Worldwide, 1 in 12 people have difficulty in telling certain colors apart -- most commonly a red/green color blindness.
That's one key reason why traffic signal lights are consistent in having the red light on top, yellow in the middle, and green at the bottom. Traffic lights are designed so that they don't rely on color alone to deliver the information about when to stop and go -- the position of the light reinforces the message, because it's just too important to risk a breakdown in communication. Could your website take a lesson here? Consider, too: How many of your readers, members and clients may have failing eyesight as a consequence of accident, illness, or simply of age? Text size is adjustable in most browsers now, unless the web designer unwisely overrides that feature with his code -- but low-contrast colors can shut the door on a visually impaired reader, or one who is restricted to older technology, small screen sizes or low-color monitors.

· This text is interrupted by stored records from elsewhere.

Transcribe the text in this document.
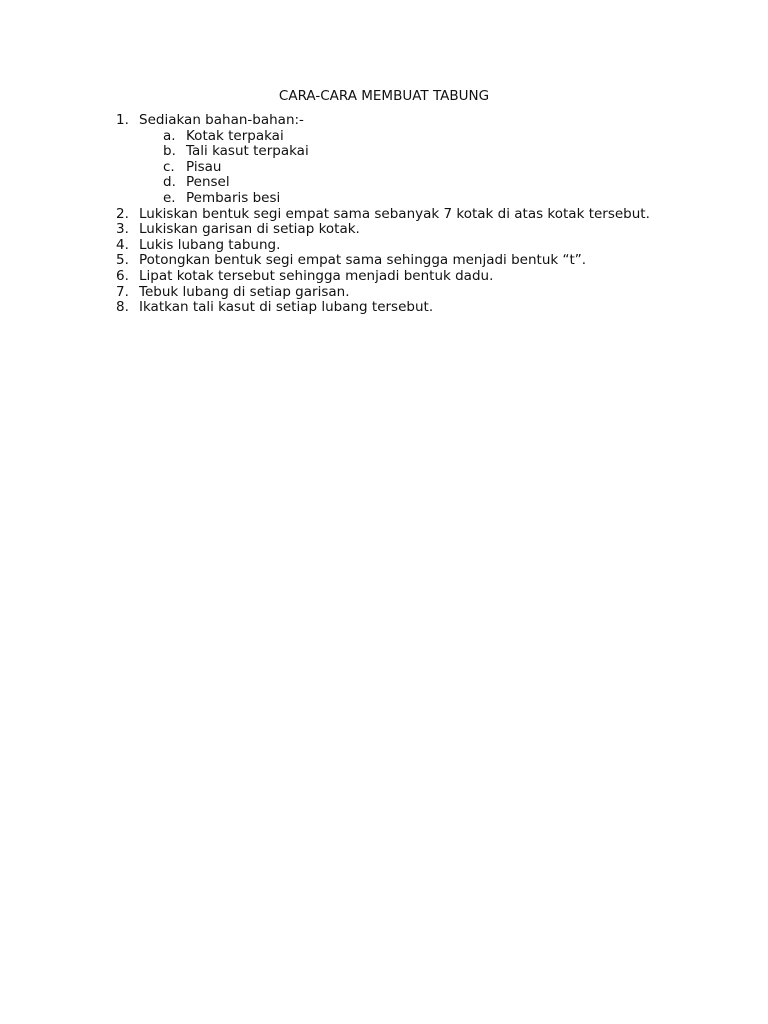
CARA-CARA MEMBUAT TABUNG
1. Sediakan bahan-bahan:-
a. Kotak terpakai
b. Tali kasut terpakai
c. Pisau
d. Pensel
e. Pembaris besi
2. Lukiskan bentuk segi empat sama sebanyak 7 kotak di atas kotak tersebut.
3. Lukiskan garisan di setiap kotak.
4. Lukis lubang tabung.
5. Potongkan bentuk segi empat sama sehingga menjadi bentuk “t”.
6. Lipat kotak tersebut sehingga menjadi bentuk dadu.
7. Tebuk lubang di setiap garisan.
8. Ikatkan tali kasut di setiap lubang tersebut.
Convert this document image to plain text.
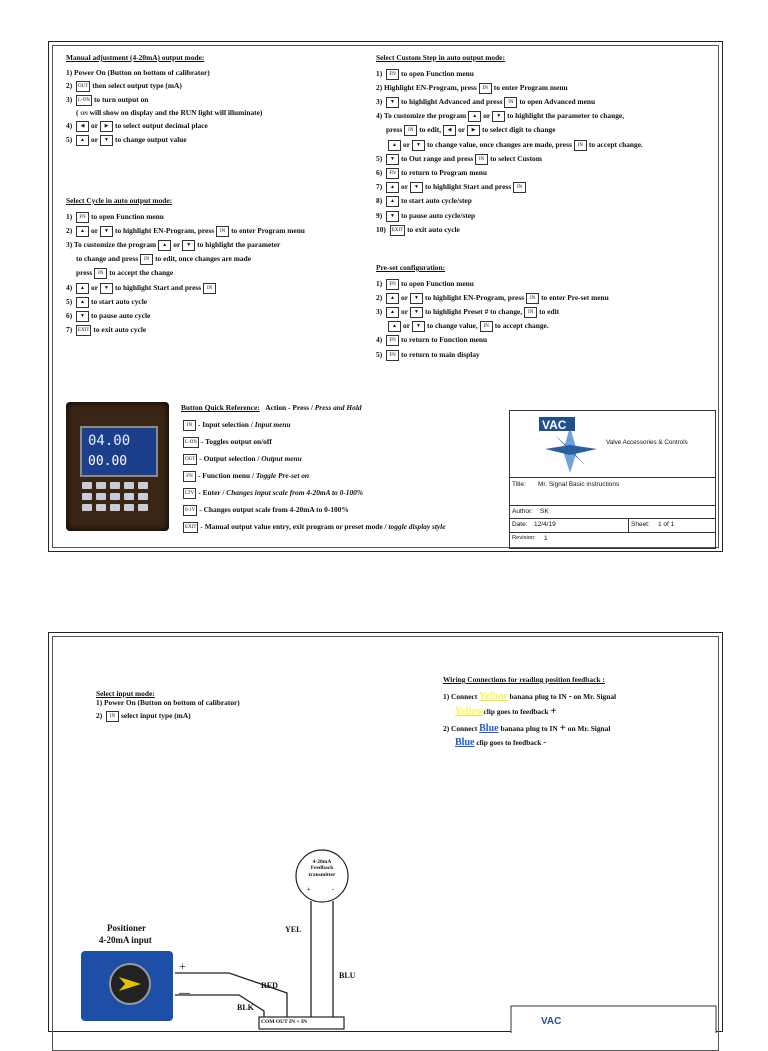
Manual adjustment (4-20mA) output mode:
1) Power On (Button on bottom of calibrator)
2) OUT then select output type (mA)
3) L-ON to turn output on
( ON will show on display and the RUN light will illuminate)
4) ◀ or ▶ to select output decimal place
5) ▲ or ▼ to change output value
Select Cycle in auto output mode:
1) FN to open Function menu
2) ▲ or ▼ to highlight EN-Program, press IN to enter Program menu
3) To customize the program ▲ or ▼ to highlight the parameter
to change and press IN to edit, once changes are made
press IN to accept the change
4) ▲ or ▼ to highlight Start and press IN
5) ▲ to start auto cycle
6) ▼ to pause auto cycle
7) EXIT to exit auto cycle
Select Custom Step in auto output mode:
1) FN to open Function menu
2) Highlight EN-Program, press IN to enter Program menu
3) ▼ to highlight Advanced and press IN to open Advanced menu
4) To customize the program ▲ or ▼ to highlight the parameter to change,
press IN to edit, ◀ or ▶ to select digit to change
▲ or ▼ to change value, once changes are made, press IN to accept change.
5) ▼ to Out range and press IN to select Custom
6) FN to return to Program menu
7) ▲ or ▼ to highlight Start and press IN
8) ▲ to start auto cycle/step
9) ▼ to pause auto cycle/step
10) EXIT to exit auto cycle
Pre-set configuration:
1) FN to open Function menu
2) ▲ or ▼ to highlight EN-Program, press IN to enter Pre-set menu
3) ▲ or ▼ to highlight Preset # to change, IN to edit
▲ or ▼ to change value, IN to accept change.
4) FN to return to Function menu
5) FN to return to main display
04.00
00.00
Button Quick Reference: Action - Press / Press and Hold
IN - Input selection / Input menu
L-ON - Toggles output on/off
OUT - Output selection / Output menu
FN - Function menu / Toggle Pre-set on
LTV - Enter / Changes input scale from 4-20mA to 0-100%
0-1V - Changes output scale from 4-20mA to 0-100%
EXIT - Manual output value entry, exit program or preset mode / toggle display style
VAC
Valve Accessories & Controls
Title: Mr. Signal Basic instructions
Author: SK
Date: 12/4/19	Sheet: 1 of 1
Revision: 1
Select input mode:
1) Power On (Button on bottom of calibrator)
2) IN select input type (mA)
Wiring Connections for reading position feedback :
1) Connect Yellow banana plug to IN - on Mr. Signal
Yellowclip goes to feedback +
2) Connect Blue banana plug to IN + on Mr. Signal
Blue clip goes to feedback -
4-20mA Feedback transmitter
+	-
YEL
BLU
RED
BLK
Positioner
4-20mA input
+
—
COM OUT IN + IN	VAC
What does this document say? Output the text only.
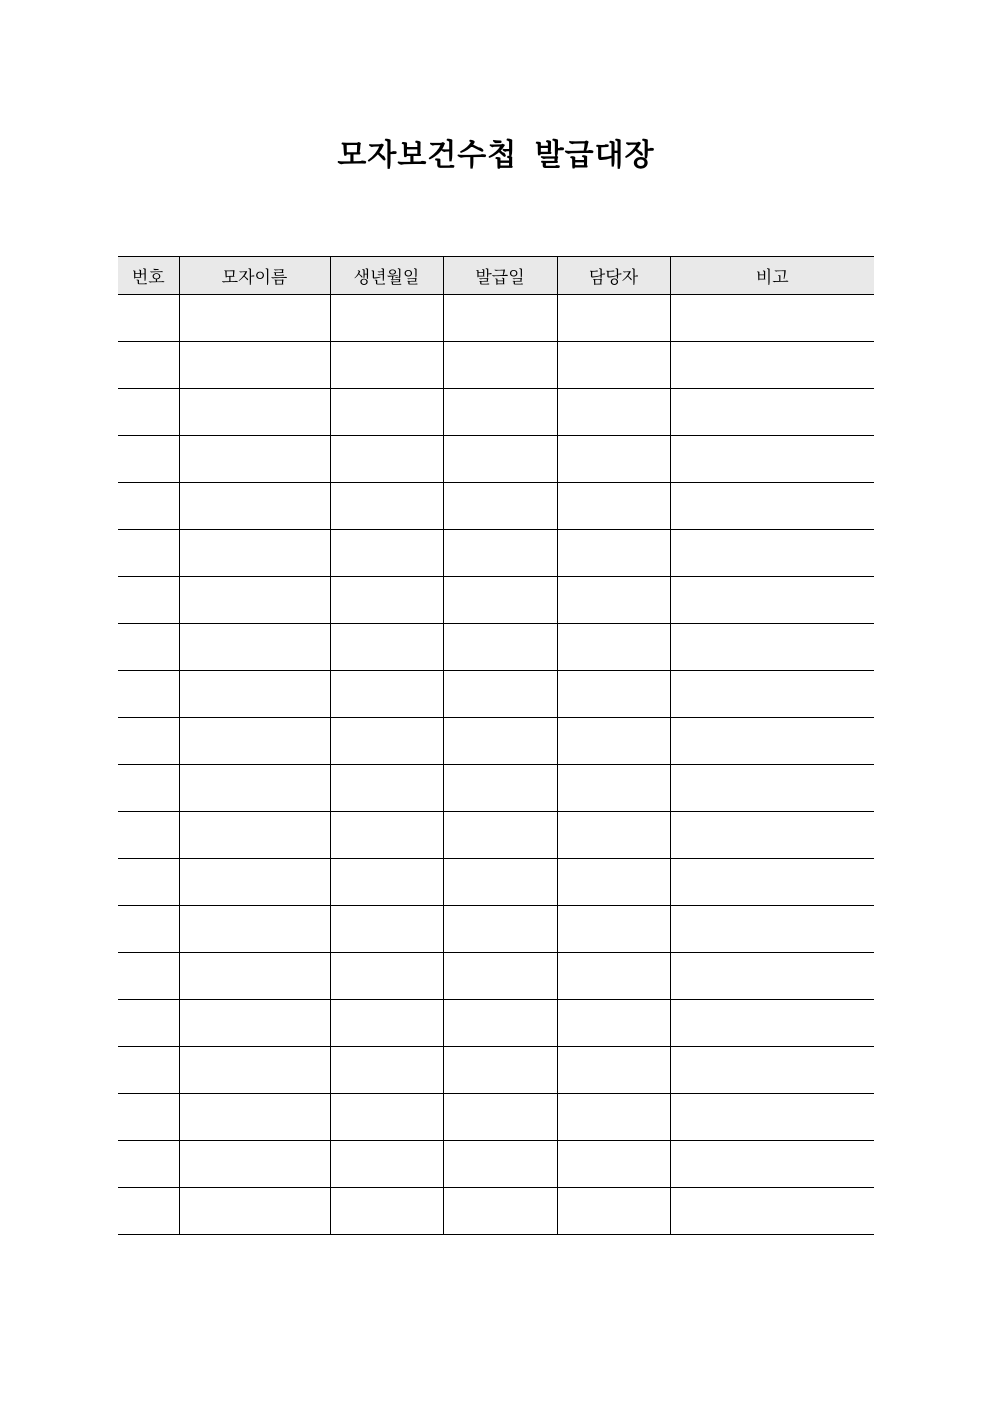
모자보건수첩 발급대장
번호	모자이름	생년월일	발급일	담당자	비고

Even those who don't have low vision conditions can suffer eyestrain from long hours of peering at a computer screen, and may be quickly put off by a hard-to-read page.
The W3C Evaluation and Repair Tools Working Group's current guidelines for accessible websites makes two recommendations for tackling the web design color question:
1. Ensure that all information conveyed with color is also available without color, for example from context or markup.
2. Ensure that foreground and background color combinations provide sufficient contrast when viewed by someone having color deficits or when viewed on a black and white screen.
Traditionally, underlining was used to indicate links in online text, but that's no longer always the case. When a site relies entirely on color change to signal a hyperlink, however, that may cause problems for those with low vision. Remove the color and you've removed some key information about how to navigate the site and where to click to perform the desired tasks.
Readers with aging eyes or otherwise impaired vision may need a strong contrast between the text and background colors. Black on white offers the greatest degree of contrast, and the minute we begin to introduce other colors, the contrast will drop. A thoughtful web designer will test any planned color scheme to find a happy medium between accessibility and aesthetics.
GrayBit is a free online accessibility testing tool that will show you how any full-color web page looks in gray-scale, for a clear sense of how much contrast the page offers. Try a view of your own website in shades of grey to see how it stacks up for contrast between text and background colors.
It may be useful to show a gray-scale version to someone who is not familiar with the layout and operation of your site, and watch quietly while they try to find their way through it. Does the linked text look like it's meant to be clicked? Are your images reduced to a blur? Do charts and graphs become unreadable without color to give meaning to the parts? Take a good look at your organization's logo, while you're at it!
If the results suggest you'd be well-advised to consider a change of color scheme, Cal Henderson's Color Vision is a free online tool for checking how different text/background color combinations would look to people with various types of color blindness. Similarly, Vischeck will simulate how web pages and images appear to the color blind, and you can use Vischeck online or download software to run it on your own computer, at no charge.
Finally, if you're serious about understanding and working toward more accessible web design, Accessibar for Mozilla/Firefox and the Web Accessibility Toolbar for IE are useful toolbars for quickly checking web pages for a range of accessibility issues, by changing the display settings on your web browser.
In many cases, a quick edit of the CSS style sheet that sets the website's colors may be all it takes to make your site more accessible to a significant part of the world population. Something to think about?